К двум часам галерея возобновила работу, и вскоре после этого, в два часа пятнадцать минут, согласно записи, молодая пара из Австралии обратила внимание охранника на одну из картин в галерее «А», небольшой автопортрет Сезанна. На картине начала растворяться краска, холст покрылся хлопьями пены размером с большую монету. Над пеной поднималось что-то похожее на дым, ощущался резкий, кислый запах. Портрет срочно перенесли в лабораторию музея, где его промыли минеральным маслом, после чего действие кислоты прекратилось. Однако спасти картину все же не успели.

Не было никакого ключа к разгадке – ни угрожающего письма, ни странных звонков. В конечном итоге никто не взял на себя ответственность, хотя было понятно, что «дипломат» подожгли специально, чтобы освободить галерею от посетителей и служителей.

О происшествии сообщали в утренней прессе. Какой-то писака из «Санди спорт», взяв цифры с потолка, совершенно безосновательно оценил уничтоженную картину в двадцать девять миллионов долларов. Еще один писал о том, что вопрос об охране Национальной галереи назрел уже давно. «Гардиан», судя по заголовкам, расценивала этот случай как национальный позор, а передовица в «Тайме» заключила, что «многое нужно объяснить касательно недостаточного надзора, если не преступного его отсутствия. Мы утратили национальное сокровище».

На следующее утро, в десять часов, директор Национальной галереи, сэр Антони Кенфилд, кавалер ордена Британской Империи 2-й степени, созвал совещание.

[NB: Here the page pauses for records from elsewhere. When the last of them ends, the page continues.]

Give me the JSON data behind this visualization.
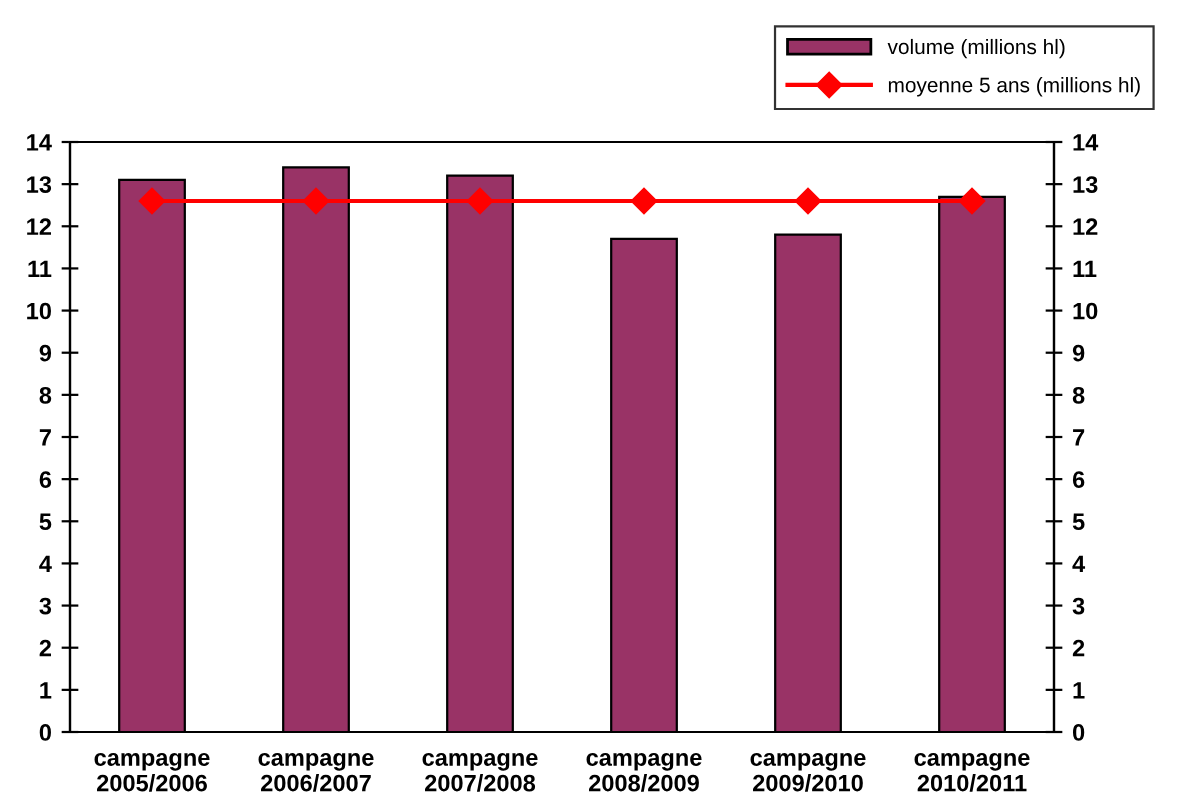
{
  "chart_data": {
    "type": "bar",
    "categories": [
      "campagne\n2005/2006",
      "campagne\n2006/2007",
      "campagne\n2007/2008",
      "campagne\n2008/2009",
      "campagne\n2009/2010",
      "campagne\n2010/2011"
    ],
    "series": [
      {
        "name": "volume (millions hl)",
        "color": "#993366",
        "values": [
          13.1,
          13.4,
          13.2,
          11.7,
          11.8,
          12.7
        ]
      },
      {
        "name": "moyenne 5 ans (millions hl)",
        "type": "line",
        "color": "#ff0000",
        "marker": "diamond",
        "values": [
          12.6,
          12.6,
          12.6,
          12.6,
          12.6,
          12.6
        ]
      }
    ],
    "ylim": [
      0,
      14
    ],
    "yticks": [
      0,
      1,
      2,
      3,
      4,
      5,
      6,
      7,
      8,
      9,
      10,
      11,
      12,
      13,
      14
    ],
    "y2lim": [
      0,
      14
    ],
    "y2ticks": [
      0,
      1,
      2,
      3,
      4,
      5,
      6,
      7,
      8,
      9,
      10,
      11,
      12,
      13,
      14
    ],
    "grid": false,
    "legend": "top right"
  }
}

На совещании присутствовали сотрудники отдела безопасности, охранник из галереи «А», охранники прилегающих галерей, коридоров и всех выходов из здания. Стенографическую запись вела некая мисс Хук. На совещание прибыл также Эллиот Хестон, начальник оперативной группы отдела искусств и антиквариата лондонской полиции. Начальник охраны Эван Типпет, человек очень замкнутый, находился в это время на конференции в Калифорнии. С ним связались по телефону и сообщили все, что было известно об уничтожении картины. Он задал несколько вопросов и распорядился подготовить к его возвращению подробный отчет.

Эллиот Хестон сосредоточился на самом загадочном вопросе:

– Почему именно автопортрет Сезанна? Есть какие-либо идеи?

– Ни малейшего представления, – ответил Кенфилд, – но, кто бы это ни совершил, ему есть где развернуться. В каталоге Лионелло Вентури указано, что Сезанн написал двадцать пять автопортретов. Не похоже, чтобы он мало себя любил, правда?

Хестон проигнорировал вопрос.

– В Англии есть еще портреты?

– Один. Принадлежит коллекционеру-нуворишу с юга Лондона… зовут Пинкстер. – Кенфилд передал Хестону лист бумаги. – Это самый лучший перечень автопортретов, какой мы смогли достать, но и он неполон и, к сожалению, устарел, потому что по крайней мере два портрета были проданы, и мы не знаем имен новых владельцев. Еще два находятся на временных выставках, но где конкретно, мы тоже не знаем. Есть отдельный отчет об автопортрете, являющемся собственностью одного американца, некоего Ллуэллина. Но этот автопортрет весьма загадочен, потому что никогда публично не выставлялся. У нас есть черно-белая фотография, не очень хорошая. Однако подлинность полотна неоспорима. Добавьте картину к остальным, и получится, что существует, а точнее, существовало всего двадцать шесть.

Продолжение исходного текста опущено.